As I told new colleagues this week they will never get an email from me after 9pm, but as for 4am …
My parents used to ask why I couldn’t be like a normal teenager and stay in bed all morning.
The darkness before dawn is full of expectation, the day lies ahead. It is the best time to pray. The phone never rings, most people don’t send emails, the sounds are, mainly, the sounds of nature.
Darkness, expectation and the battle for the light are the themes of Advent.
Look at today’s magnificent readings:
In Isaiah:
the beating of swords into ploughshares, spears into pruning hooks must seem a laughable expectation to the people of Ukraine. But still, says the prophet, Come: let us walk in the light of the Lord.
St Paul tells us to lay aside the works of darkness and put on the armour of light.
Jesus in today’s gospel instructs us to stay awake.
We here are fortunate. We don’t have to put on body armour. the armour we need is the armour of light.
In this cathedral dedicated to five saints we live with the constant reminder that we are called to holiness.
A member of this congregation came to the Deanery for tea on Friday, and I hope that all of you will come and visit our home in due course.

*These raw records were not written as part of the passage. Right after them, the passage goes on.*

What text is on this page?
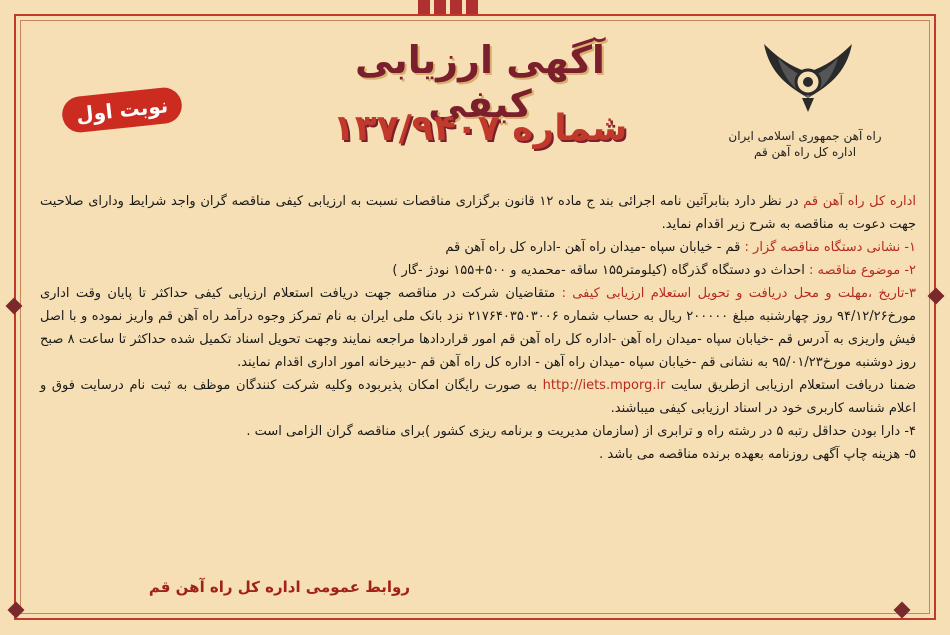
راه آهن جمهوری اسلامی ایران
اداره کل راه آهن قم
آگهی ارزیابی کیفی
شماره ۱۳۷/۹۴۰۷
نوبت اول

اداره کل راه آهن قم در نظر دارد بنابرآئین نامه اجرائی بند ج ماده ۱۲ قانون برگزاری مناقصات نسبت به ارزیابی کیفی مناقصه گران واجد شرایط ودارای صلاحیت جهت دعوت به مناقصه به شرح زیر اقدام نماید.

۱- نشانی دستگاه مناقصه گزار : قم - خیابان سپاه -میدان راه آهن -اداره کل راه آهن قم

۲- موضوع مناقصه : احداث دو دستگاه گذرگاه (کیلومتر۱۵۵ ساقه -محمدیه و ۵۰۰+۱۵۵ نودژ -گار )

۳-تاریخ ،مهلت و محل دریافت و تحویل استعلام ارزیابی کیفی : متقاضیان شرکت در مناقصه جهت دریافت استعلام ارزیابی کیفی حداکثر تا پایان وقت اداری مورخ۹۴/۱۲/۲۶ روز چهارشنبه مبلغ ۲۰۰۰۰۰ ریال به حساب شماره ۲۱۷۶۴۰۳۵۰۳۰۰۶ نزد بانک ملی ایران به نام تمرکز وجوه درآمد راه آهن قم واریز نموده و با اصل فیش واریزی به آدرس قم -خیابان سپاه -میدان راه آهن -اداره کل راه آهن قم امور قراردادها مراجعه نمایند وجهت تحویل اسناد تکمیل شده حداکثر تا ساعت ۸ صبح روز دوشنبه مورخ۹۵/۰۱/۲۳ به نشانی قم -خیابان سپاه -میدان راه آهن - اداره کل راه آهن قم -دبیرخانه امور اداری اقدام نمایند.

ضمنا دریافت استعلام ارزیابی ازطریق سایت http://iets.mporg.ir به صورت رایگان امکان پذیربوده وکلیه شرکت کنندگان موظف به ثبت نام درسایت فوق و اعلام شناسه کاربری خود در اسناد ارزیابی کیفی میباشند.

۴- دارا بودن حداقل رتبه ۵ در رشته راه و ترابری از (سازمان مدیریت و برنامه ریزی کشور )برای مناقصه گران الزامی است .

۵- هزینه چاپ آگهی روزنامه بعهده برنده مناقصه می باشد .

روابط عمومی اداره کل راه آهن قم
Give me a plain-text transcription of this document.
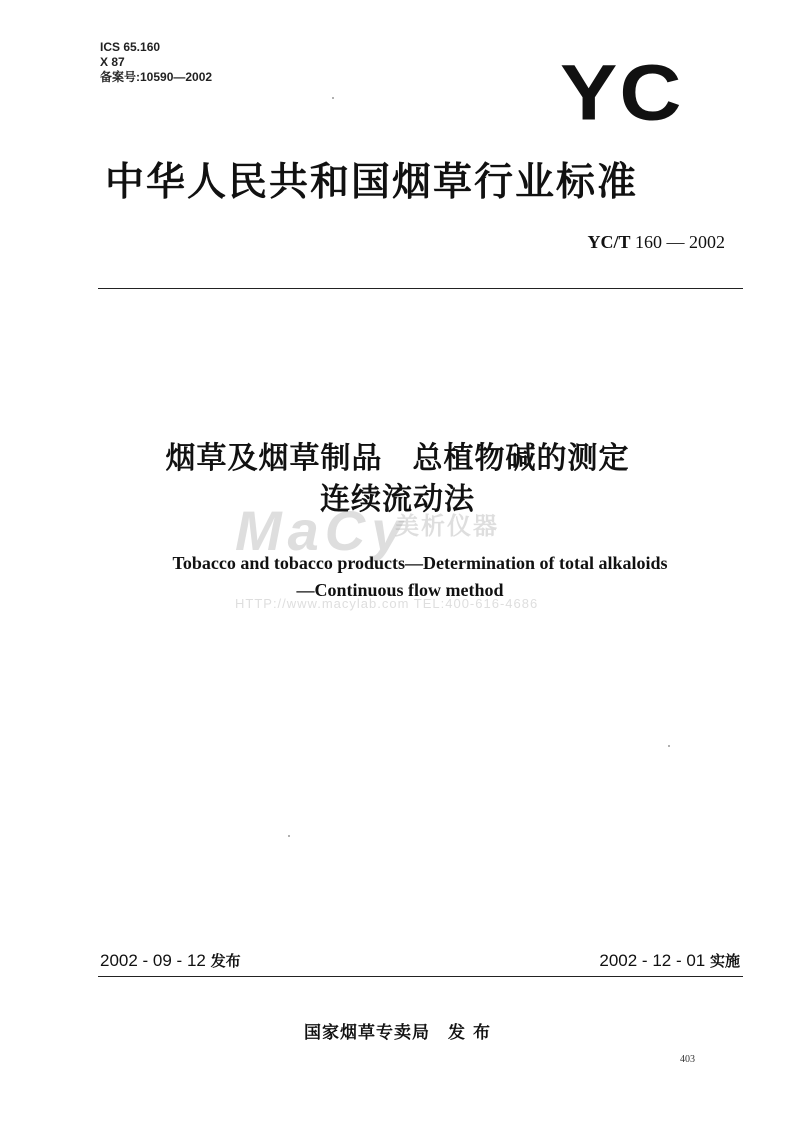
ICS 65.160
X 87
备案号:10590—2002	YC
中华人民共和国烟草行业标准
YC/T 160 — 2002
MaCy
美析仪器
HTTP://www.macylab.com TEL:400-616-4686
烟草及烟草制品 总植物碱的测定
连续流动法
Tobacco and tobacco products—Determination of total alkaloids
—Continuous flow method
2002 - 09 - 12 发布	2002 - 12 - 01 实施
国家烟草专卖局 发 布
403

This member of the congregation asked me: What are you going to change?
I wasn’t quick enough to think of the real answer:
What I want to change, most of all, more than anything, is myself.
To become the holy person that God wants me to be.
To be more deeply converted, to be free from sin, to walk in the light.
Yes, I want our congregations to grow, for more people to come to faith, to know Jesus and the freedom he brings, to experience the stillness of prayer, the presence of God, the happiness, the technicolor that is living a Christian life.
Yes, I want us to have more visitors and tourists who become pilgrims.
Yes, I want the city and its politicians and artists and business people to know that this is their cathedral, to feel at home here.
Yes, I want people of all faiths and none to belong here in this sacred place.
But we will only achieve any of those things if we together,
every one, you and me, walk more closely with Jesus, put on the armour of light, deepen our prayer, read our bibles, work for justice and make this a place of welcome not on our terms but on God’s terms.
In the sermon at my installation last Sunday I presented four words for us to think about:
the first I have already used, together. I hope and pray that we will come to love one another, that is my job and my joy as your Dean.
We will do that by praying together, revelling in the beauty of this building, in the music that our musicians create, by making this a space in which the people of our city, our diocese, our nation can be at home.
Together
Prayer
Beauty
Space
From tomorrow Father Mark, Mother Jan and I will be praying Morning Prayer and Eucharist every day, Monday to Saturday here in this church.
Starting the day with God.
Join us for 30 minutes of prayer.
Perhaps you can commit to a day a month, or a day a week, or maybe God is calling you to pray with us every day?
Dear friends, put on the armour of light.